I didn´t break in Chelmno beside the grave of a little boy, though I
thought I would. He was only a small infant when he died sixty years
ago. His remains were hidden under a staircase and unearthed only
recently. Chances are that his parents hastily buried him before they
too went to their deaths. It was with anger that I stood beside the
baby?s grave, and it was with sadness that I left it. He only lived a
short time, modern science says two or three days.
Alone he remained, until he was reunited with his parents some 61
years later. When I first learned about the Chelmno baby, I asked
where he was reburied, and was shocked to hear that they´d buried him
in Poland. What right did they have to bury him there? He should have
been brought home. As a parent, it is what I would have wanted for my
child. But the Poles would not allow it, I was told, and that angered
me more. Who are they, after all they did and all they did not do, to
determine where a Jewish child is buried?
At Chelmo, I felt deep anger. Anger at the Germans who had murdered
this little baby, only three days old. Fury at the church that
towered nearby, that witnessed the daily murder and was used by the
Germans when they couldn´t kill Jews fast enough. And pain. Sadness
because a world allowed this to happen and pain that only a woman can
feel at the thought of a woman giving birth and then losing her
child. Perhaps it is a pain that even another mother can´t
understand. I tried imagining a woman, just three days after giving
birth, who was taken with her infant and killed. Despite all these
emotions, I didn´t break in Chelmno.
I didn´t break in Maidanek either. Like Chelmno, it was very close. I
was overwhelmed by the piles and piles of shoes. More than 800,000
shoes. Each pair represented a life, a story, a person. So many
lives...but there too...I knew I had to continue, see more, learn
more, feel more.
There were many places that I didn´t break. Cemeteries and forests
that hid mass graves. The children´s forest...that holds the graves
of hundreds of Jewish children, and their parents grave on the other
side of the hill. Everywhere, I observed, I took pictures, I was
deeply saddened, and committed to seeing and understanding what
happened in each place. It was a learning experience, this was why I
came to Poland. To see, to feel. It took days to build up to the
point that I felt I couldn´t stand being in Poland for even another
moment, time to understand that the evil that remained was stronger
than I was, stronger than I could ever be. In Israel, the evil cannot
defeat us, but in Poland, the evil is all that remains for a Jew.
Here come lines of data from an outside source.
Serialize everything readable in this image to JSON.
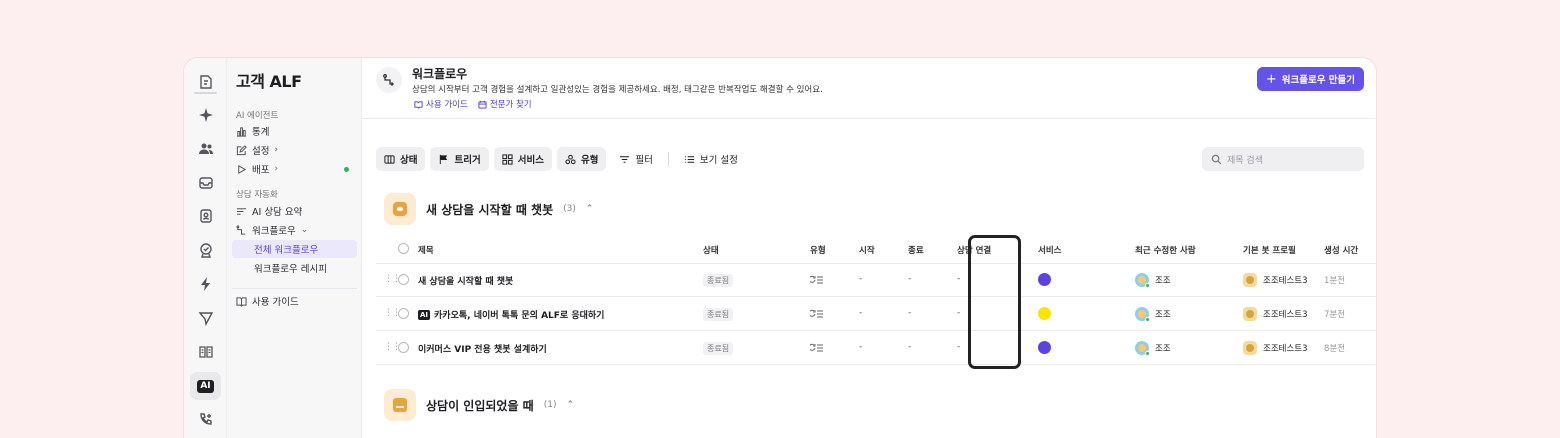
{
  "sidebar": {
    "brand": "고객 ALF",
    "section_ai_agent": "AI 에이전트",
    "stats": "통계",
    "settings": "설정",
    "deploy": "배포",
    "section_automation": "상담 자동화",
    "ai_summary": "AI 상담 요약",
    "workflow": "워크플로우",
    "all_workflows": "전체 워크플로우",
    "workflow_recipes": "워크플로우 레시피",
    "user_guide": "사용 가이드",
    "rail_ai_label": "AI"
  },
  "header": {
    "title": "워크플로우",
    "description": "상담의 시작부터 고객 경험을 설계하고 일관성있는 경험을 제공하세요. 배정, 태그같은 반복작업도 해결할 수 있어요.",
    "link_guide": "사용 가이드",
    "link_expert": "전문가 찾기",
    "create_button": "워크플로우 만들기"
  },
  "toolbar": {
    "status": "상태",
    "trigger": "트리거",
    "service": "서비스",
    "type": "유형",
    "filter": "필터",
    "view_settings": "보기 설정",
    "search_placeholder": "제목 검색"
  },
  "group1": {
    "title": "새 상담을 시작할 때 챗봇",
    "count": "(3)"
  },
  "group2": {
    "title": "상담이 인입되었을 때",
    "count": "(1)"
  },
  "table": {
    "headers": {
      "title": "제목",
      "status": "상태",
      "type": "유형",
      "start": "시작",
      "end": "종료",
      "connect": "상담 연결",
      "service": "서비스",
      "modifier": "최근 수정한 사람",
      "bot_profile": "기본 봇 프로필",
      "created": "생성 시간"
    },
    "rows": [
      {
        "ai_tag": "",
        "title": "새 상담을 시작할 때 챗봇",
        "status": "종료됨",
        "start": "-",
        "end": "-",
        "connect": "-",
        "service": "channel-talk",
        "modifier": "조조",
        "bot": "조조테스트3",
        "created": "1분전"
      },
      {
        "ai_tag": "AI",
        "title": "카카오톡, 네이버 톡톡 문의 ALF로 응대하기",
        "status": "종료됨",
        "start": "-",
        "end": "-",
        "connect": "-",
        "service": "kakaotalk",
        "modifier": "조조",
        "bot": "조조테스트3",
        "created": "7분전"
      },
      {
        "ai_tag": "",
        "title": "이커머스 VIP 전용 챗봇 설계하기",
        "status": "종료됨",
        "start": "-",
        "end": "-",
        "connect": "-",
        "service": "channel-talk",
        "modifier": "조조",
        "bot": "조조테스트3",
        "created": "8분전"
      }
    ]
  },
  "colors": {
    "accent": "#6552e6",
    "page_bg": "#fdeef0",
    "active_nav": "#ebe8fb"
  }
}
Poland is a beautiful land...but not for the Jews.
I wanted Poland to be cold and dark. I was shocked to find it warm
and sunny, filled with forests and green fields and streams. But
there was a coldness that I felt down to my bones. The green fields
didn´t hide the blood and bones. It didn´t even bother me when a
drunken Pole yelled out "Auschwitz" as if that were the worst curse
he could think of...and it probably was. The Jews are all dead
(except a few...who don´t understand why they remain, who welcomed us
and smiled sad, confused smiles...and then watched us go). There were
places I cried, places I felt a deep anger and a deep hatred. I
argued with myself, reminded myself of then and now, the realities
are different, hopefully the people are too. It worked for a while.
Then they took us to Birkenau, to Auschwitz.
I broke in Auschwitz. It was so vast, so evil. The sun was shining
beautifully, tourists from South Korea came and asked some of the
Israeli girls (carrying the Israeli flag) to pose with them. Evil can
be ignored when you only see the buildings, the broken rails, the
decaying barracks. What harm could have been done in such a place?
Fields of green grass, not a cloud in the sky. A cafeteria at the
entrance and clean bathrooms. Post cards and books and film and
candies can be bought in the "museum" entrance, all cheerfully manned
by smiling Poles. Our Polish guide laughed and flirted with the bus
driver. She was happy...employed for another day in a country where
the people need work.
Some of the Israeli girls in our group smiled into the camera as the
South Korean boys took their picture, and I was ashamed for them all.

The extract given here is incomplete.